Last September we received from Judge Paul V. Niemeyer the papers of his father, conservative political philosopher Gerhart Niemeyer.  Physically the collection amounts to 23 linear feet, or enough to occupy three four-drawer filing cabinets.  Gerhart Niemeyer was born in 1907 and left his native Germany when the Nazis came to power.  He came to the United States in 1937, taught at Princeton, worked for the State Department, and served on the faculty of the National War College. He became a professor of government at the University of Notre Dame starting in 1955 and continued his association with our university until he died in 1997.  He wrote about political theory, ideology, communism, totalitarianism, the modern world, and Christianity. He served as an advisor to Barry Goldwater, as a member of the Republican National Committee’s Task Force on Foreign Policy, and as chairman of the Board of Foreign Scholarships in the Reagan administration.
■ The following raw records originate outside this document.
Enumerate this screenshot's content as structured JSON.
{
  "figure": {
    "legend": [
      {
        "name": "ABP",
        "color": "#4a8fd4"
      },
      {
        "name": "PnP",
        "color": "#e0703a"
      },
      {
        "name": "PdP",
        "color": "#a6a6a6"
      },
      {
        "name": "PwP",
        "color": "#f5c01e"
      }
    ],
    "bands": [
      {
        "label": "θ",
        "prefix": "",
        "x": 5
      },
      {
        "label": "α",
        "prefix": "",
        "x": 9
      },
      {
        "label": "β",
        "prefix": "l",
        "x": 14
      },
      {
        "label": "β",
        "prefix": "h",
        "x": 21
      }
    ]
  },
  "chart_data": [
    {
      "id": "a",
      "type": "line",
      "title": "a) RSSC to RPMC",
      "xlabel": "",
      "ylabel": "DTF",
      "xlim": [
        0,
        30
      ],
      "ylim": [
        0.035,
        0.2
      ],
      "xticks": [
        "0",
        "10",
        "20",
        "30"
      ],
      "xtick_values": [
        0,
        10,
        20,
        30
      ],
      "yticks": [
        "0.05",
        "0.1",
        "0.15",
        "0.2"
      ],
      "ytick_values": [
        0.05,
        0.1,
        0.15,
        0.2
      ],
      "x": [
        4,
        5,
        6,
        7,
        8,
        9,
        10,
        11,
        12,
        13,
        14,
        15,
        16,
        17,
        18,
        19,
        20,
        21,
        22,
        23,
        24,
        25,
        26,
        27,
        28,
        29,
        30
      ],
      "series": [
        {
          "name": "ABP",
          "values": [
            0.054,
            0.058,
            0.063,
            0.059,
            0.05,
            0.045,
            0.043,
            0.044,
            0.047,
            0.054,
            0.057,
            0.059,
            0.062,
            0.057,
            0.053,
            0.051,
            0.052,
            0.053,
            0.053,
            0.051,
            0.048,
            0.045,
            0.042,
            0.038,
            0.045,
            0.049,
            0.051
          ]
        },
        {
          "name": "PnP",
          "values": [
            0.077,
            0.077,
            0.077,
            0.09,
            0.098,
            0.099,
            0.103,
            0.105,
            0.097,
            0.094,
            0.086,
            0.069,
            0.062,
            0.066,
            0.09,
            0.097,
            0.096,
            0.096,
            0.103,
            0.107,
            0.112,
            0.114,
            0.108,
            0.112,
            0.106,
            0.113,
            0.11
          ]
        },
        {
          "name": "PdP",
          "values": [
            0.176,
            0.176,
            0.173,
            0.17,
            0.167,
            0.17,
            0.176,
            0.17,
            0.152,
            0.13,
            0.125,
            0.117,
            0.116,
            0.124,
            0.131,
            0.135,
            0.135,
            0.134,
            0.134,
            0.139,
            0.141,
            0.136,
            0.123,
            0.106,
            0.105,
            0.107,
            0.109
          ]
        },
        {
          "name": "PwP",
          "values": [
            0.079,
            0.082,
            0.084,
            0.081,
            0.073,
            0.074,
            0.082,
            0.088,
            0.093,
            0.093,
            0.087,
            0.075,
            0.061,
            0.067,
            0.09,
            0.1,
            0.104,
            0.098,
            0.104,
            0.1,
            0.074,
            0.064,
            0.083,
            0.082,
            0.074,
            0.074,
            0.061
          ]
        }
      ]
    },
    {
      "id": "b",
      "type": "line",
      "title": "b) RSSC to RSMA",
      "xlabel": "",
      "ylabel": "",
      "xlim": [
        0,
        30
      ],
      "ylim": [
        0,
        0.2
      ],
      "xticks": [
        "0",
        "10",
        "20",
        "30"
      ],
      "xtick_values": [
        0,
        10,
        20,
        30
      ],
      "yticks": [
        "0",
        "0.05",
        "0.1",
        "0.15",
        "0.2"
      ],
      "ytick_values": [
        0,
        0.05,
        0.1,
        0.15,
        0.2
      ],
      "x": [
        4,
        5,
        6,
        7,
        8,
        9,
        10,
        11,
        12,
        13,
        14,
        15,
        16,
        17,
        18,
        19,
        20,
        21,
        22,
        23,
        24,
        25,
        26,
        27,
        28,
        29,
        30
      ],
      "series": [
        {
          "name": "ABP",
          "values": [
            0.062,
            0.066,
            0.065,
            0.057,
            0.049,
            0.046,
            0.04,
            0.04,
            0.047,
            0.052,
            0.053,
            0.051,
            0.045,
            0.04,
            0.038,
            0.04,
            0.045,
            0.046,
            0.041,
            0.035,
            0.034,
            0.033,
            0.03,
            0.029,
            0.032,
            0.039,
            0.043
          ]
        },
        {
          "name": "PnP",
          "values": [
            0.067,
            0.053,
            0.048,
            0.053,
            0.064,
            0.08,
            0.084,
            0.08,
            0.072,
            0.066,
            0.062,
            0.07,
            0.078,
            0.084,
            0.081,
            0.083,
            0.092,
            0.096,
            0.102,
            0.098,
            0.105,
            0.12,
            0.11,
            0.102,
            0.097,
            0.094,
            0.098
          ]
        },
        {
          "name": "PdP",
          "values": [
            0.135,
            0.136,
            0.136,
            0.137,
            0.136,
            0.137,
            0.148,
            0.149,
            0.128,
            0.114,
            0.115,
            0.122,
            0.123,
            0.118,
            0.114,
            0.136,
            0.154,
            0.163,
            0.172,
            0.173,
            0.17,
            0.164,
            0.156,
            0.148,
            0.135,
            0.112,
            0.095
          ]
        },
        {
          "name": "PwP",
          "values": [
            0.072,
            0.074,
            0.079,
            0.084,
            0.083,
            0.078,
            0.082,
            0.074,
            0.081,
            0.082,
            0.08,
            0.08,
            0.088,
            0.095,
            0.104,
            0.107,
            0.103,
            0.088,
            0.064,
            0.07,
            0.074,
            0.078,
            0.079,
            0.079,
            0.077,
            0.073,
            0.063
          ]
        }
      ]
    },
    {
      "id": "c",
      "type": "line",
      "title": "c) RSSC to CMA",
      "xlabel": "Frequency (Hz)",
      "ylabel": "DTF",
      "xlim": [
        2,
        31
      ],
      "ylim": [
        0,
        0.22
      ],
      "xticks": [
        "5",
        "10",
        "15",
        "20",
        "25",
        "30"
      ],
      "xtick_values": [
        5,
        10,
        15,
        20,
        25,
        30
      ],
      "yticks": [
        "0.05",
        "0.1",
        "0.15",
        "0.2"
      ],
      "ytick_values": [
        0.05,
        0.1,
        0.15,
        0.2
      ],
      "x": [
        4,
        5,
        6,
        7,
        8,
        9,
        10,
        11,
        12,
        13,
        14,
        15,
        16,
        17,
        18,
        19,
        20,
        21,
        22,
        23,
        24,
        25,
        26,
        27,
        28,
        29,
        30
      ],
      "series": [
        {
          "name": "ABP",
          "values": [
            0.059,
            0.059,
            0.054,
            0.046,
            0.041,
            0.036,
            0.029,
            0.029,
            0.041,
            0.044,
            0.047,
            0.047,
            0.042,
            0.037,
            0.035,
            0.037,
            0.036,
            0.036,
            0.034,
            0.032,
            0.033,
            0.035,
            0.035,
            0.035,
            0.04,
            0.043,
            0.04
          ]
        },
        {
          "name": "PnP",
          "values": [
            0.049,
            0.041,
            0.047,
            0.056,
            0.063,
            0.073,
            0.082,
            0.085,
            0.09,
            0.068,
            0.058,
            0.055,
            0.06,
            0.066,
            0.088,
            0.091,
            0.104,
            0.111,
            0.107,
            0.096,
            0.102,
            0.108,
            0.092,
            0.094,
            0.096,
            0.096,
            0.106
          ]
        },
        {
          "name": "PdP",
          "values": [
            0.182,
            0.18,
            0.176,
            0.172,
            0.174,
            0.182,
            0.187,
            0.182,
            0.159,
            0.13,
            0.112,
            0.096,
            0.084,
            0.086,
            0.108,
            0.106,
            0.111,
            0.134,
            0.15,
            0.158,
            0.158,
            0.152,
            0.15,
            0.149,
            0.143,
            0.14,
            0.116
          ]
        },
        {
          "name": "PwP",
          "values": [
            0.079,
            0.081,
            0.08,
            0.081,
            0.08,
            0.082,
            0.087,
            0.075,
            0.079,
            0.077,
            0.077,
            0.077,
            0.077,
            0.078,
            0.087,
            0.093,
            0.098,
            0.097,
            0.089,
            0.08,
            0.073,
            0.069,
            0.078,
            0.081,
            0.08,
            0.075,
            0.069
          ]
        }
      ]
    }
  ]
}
The Niemeyer Papers contain correspondence (1965-1997) representing his professional and personal interactions; subject files, including files on Heller, Solzhenitsyn, Voegelin, and Wittfogel; publications, lectures, research notes and drafts.  They document many facets of his life and career, including, as one might suppose, his service with the National War College, his teaching at Notre Dame, and his analysis of modern totalitarianism and communism.  But they also show his strong interest in early music, in such instruments as the recorder and the viola da gamba, and his performances as an amateur musician.  And they contain evidence of his spiritual development and the process by which he became first an Episcopalian deacon (1973), then an Episcopalian priest (1980), and finally, at the end of his life, a convert to Roman Catholicism.  The collection also includes some of his awards, plaques and medals, and 18 cassette audio tapes, including lectures and one interview.

In December we received from Jay Dolan by way of John McGreevy three reels of microfilm containing the diaries of Rev. Richard L. Burtsell, 1865-1912.  Burtsell, a priest of the Archdiocese of New York and defender of the rights of priests, was born in 1840 and died in 1912.  He belonged to a circle of progressive priests whom some bishops regarded as trouble-makers. In 1890 Archbishop Corrigan removed Burtsell as pastor of the church he had built in New York City and sent him upstate. In 1978 Nelson J. Callahan published an edition of the first three years of the Burtsell diaries, but this microfilm contains the unpublished years as well.